Roscommon Courthouse is a judicial facility located on Abbey Street, Roscommon, County Roscommon, Ireland.

History
The courthouse, which was designed by Sir Richard Morrison in the neoclassical style and built in ashlar stone, was completed in 1832. It was built beside the new gaol (now the site of Roscommon garda station) to replace the previous courthouse, which is now known as Harrison Hall and which currently houses a branch of the Bank of Ireland. The courthouse was gutted by a major fire on the evening of Wednesday 14 June 1882. The fire was started accidentally when a gas leak was ignited in the courthouse. A half-gale was blowing that evening, and within half an hour the building was in flames. When the roof collapsed in the conflagration, the sparks were carried by the strong winds to the roofs of nearby thatched houses, and the fire continued to spread. All of the thatched houses in the vicinity were quickly destroyed.

The courthouse was restored under the architectural guidance of Christopher Mulvany in 1883. The building was originally used as a facility for dispensing justice but, following the implementation of the Local Government (Ireland) Act 1898, which established county councils in every county, it also became the meeting place for Roscommon County Council. The county council moved to Áras an Chontae in December 2015, leaving the courthouse for the sole use of Roscommon Circuit and District Courts.

In December 2022, due to the dilapidated condition of the courthouse, the sittings of Roscommon Circuit and District Courts were moved to a temporary facility in the former Fairyland dance hall on the Racecourse Road. The Courts Service has indicated its intention to refurbish the courthouse when funding becomes available.

Architecture
The design involves a symmetrical main frontage with five bays facing Abbey Street; the central section of three bays, which slightly projects forward, features a short flight of steps leading up to a hexastyle portico with Doric order columns supporting an entablature and a frieze. There are three sash windows on the first floor and a cornice and a cupola at roof level.

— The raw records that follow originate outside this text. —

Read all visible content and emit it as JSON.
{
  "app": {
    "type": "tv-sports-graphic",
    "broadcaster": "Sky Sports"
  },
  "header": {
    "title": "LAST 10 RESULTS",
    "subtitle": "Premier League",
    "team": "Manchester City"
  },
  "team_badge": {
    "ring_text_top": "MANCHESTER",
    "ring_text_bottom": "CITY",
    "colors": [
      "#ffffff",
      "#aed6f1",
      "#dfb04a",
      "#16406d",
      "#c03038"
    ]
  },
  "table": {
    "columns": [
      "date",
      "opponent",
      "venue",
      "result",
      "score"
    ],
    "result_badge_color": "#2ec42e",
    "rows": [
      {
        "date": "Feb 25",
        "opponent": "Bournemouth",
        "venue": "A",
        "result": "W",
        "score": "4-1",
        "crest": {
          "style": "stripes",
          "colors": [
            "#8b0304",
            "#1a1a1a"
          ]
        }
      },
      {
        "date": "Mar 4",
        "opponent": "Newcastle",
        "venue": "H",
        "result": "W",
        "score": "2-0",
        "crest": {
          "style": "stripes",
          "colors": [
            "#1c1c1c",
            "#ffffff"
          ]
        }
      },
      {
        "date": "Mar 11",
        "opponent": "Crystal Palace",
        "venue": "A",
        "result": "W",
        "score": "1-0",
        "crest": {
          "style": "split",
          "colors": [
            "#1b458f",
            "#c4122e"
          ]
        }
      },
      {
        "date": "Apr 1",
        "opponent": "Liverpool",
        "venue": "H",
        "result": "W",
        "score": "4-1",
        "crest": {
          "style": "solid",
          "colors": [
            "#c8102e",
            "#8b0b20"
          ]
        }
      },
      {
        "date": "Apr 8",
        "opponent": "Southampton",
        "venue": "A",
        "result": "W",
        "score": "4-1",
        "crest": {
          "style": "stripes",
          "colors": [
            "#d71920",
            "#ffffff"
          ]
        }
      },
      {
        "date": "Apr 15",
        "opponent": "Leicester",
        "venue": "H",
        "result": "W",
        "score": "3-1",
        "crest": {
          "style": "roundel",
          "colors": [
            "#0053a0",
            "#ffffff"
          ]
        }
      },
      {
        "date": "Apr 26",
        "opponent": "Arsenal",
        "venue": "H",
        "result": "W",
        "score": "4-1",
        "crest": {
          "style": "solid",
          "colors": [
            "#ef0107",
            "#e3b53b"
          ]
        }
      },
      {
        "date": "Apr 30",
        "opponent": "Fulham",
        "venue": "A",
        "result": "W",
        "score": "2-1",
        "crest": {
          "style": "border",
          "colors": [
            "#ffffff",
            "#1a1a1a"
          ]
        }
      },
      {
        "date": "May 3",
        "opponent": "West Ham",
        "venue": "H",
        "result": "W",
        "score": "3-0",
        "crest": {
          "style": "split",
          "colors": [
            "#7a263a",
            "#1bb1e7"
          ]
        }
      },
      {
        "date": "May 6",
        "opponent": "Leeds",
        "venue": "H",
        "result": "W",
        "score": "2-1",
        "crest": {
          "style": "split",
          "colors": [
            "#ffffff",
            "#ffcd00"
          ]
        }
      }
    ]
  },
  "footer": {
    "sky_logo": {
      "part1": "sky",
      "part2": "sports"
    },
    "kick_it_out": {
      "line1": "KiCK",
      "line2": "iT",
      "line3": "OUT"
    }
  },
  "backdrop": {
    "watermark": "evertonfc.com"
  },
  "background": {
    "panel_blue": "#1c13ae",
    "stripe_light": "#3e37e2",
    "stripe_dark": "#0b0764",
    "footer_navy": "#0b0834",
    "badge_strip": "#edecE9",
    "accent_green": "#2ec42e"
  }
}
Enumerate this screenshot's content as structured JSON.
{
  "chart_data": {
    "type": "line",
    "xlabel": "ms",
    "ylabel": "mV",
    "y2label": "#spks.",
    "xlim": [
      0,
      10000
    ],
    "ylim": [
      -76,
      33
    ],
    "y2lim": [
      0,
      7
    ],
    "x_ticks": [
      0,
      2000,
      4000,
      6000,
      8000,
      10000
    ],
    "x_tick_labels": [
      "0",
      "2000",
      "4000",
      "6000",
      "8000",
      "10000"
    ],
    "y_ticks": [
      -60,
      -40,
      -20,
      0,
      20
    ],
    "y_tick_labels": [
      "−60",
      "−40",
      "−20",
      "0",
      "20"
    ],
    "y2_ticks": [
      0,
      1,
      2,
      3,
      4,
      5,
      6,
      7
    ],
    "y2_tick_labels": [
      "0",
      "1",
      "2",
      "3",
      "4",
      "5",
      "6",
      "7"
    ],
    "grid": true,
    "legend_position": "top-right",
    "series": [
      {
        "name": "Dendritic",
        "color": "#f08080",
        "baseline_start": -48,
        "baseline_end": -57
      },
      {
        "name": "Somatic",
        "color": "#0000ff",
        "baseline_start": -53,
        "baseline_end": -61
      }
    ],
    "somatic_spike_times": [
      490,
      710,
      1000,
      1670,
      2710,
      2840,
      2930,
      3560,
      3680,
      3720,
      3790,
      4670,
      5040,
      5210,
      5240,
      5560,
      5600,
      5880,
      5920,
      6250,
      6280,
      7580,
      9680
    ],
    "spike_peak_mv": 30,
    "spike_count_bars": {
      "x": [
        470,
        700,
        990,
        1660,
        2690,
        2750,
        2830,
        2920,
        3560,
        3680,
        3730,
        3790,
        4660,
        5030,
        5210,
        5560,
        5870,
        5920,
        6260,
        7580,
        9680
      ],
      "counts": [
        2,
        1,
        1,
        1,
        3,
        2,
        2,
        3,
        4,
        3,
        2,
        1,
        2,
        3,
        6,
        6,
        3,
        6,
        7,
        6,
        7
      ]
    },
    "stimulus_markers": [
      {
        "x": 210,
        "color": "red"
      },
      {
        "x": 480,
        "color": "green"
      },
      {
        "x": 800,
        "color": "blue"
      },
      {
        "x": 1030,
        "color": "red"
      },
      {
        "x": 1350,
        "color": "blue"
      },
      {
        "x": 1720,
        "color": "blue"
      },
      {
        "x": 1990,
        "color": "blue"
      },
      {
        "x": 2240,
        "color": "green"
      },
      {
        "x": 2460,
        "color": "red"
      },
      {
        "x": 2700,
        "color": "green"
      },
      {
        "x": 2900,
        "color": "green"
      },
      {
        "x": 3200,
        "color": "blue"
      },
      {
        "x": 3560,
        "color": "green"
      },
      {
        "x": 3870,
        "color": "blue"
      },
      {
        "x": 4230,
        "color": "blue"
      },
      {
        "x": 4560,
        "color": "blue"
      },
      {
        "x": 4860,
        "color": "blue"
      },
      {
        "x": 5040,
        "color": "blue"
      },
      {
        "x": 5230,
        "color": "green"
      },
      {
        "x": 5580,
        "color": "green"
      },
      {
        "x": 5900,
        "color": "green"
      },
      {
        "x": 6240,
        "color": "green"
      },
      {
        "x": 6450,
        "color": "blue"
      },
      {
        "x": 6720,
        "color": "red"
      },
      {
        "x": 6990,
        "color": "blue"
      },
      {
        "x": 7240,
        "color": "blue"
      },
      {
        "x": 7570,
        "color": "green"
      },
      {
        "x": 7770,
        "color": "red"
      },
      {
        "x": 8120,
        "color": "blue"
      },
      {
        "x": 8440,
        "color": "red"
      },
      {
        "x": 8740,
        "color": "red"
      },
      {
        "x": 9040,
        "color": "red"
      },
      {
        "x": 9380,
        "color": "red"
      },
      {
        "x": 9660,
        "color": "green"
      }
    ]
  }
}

There is a mosaic of the Roscommon crest on the floor of the entrance lobby, which is a reminder of Roscommon's former mosaic industry. There is a large portrait of Douglas Hyde, the first president of Ireland, hanging over the main staircase.
 
The courthouse was originally built with a tunnel leading to the adjacent gaol, for the easy transfer of prisoners. The gaol has long since closed, been demolished and replaced with Roscommon Garda station. However, the courthouse end of the tunnel remains in place.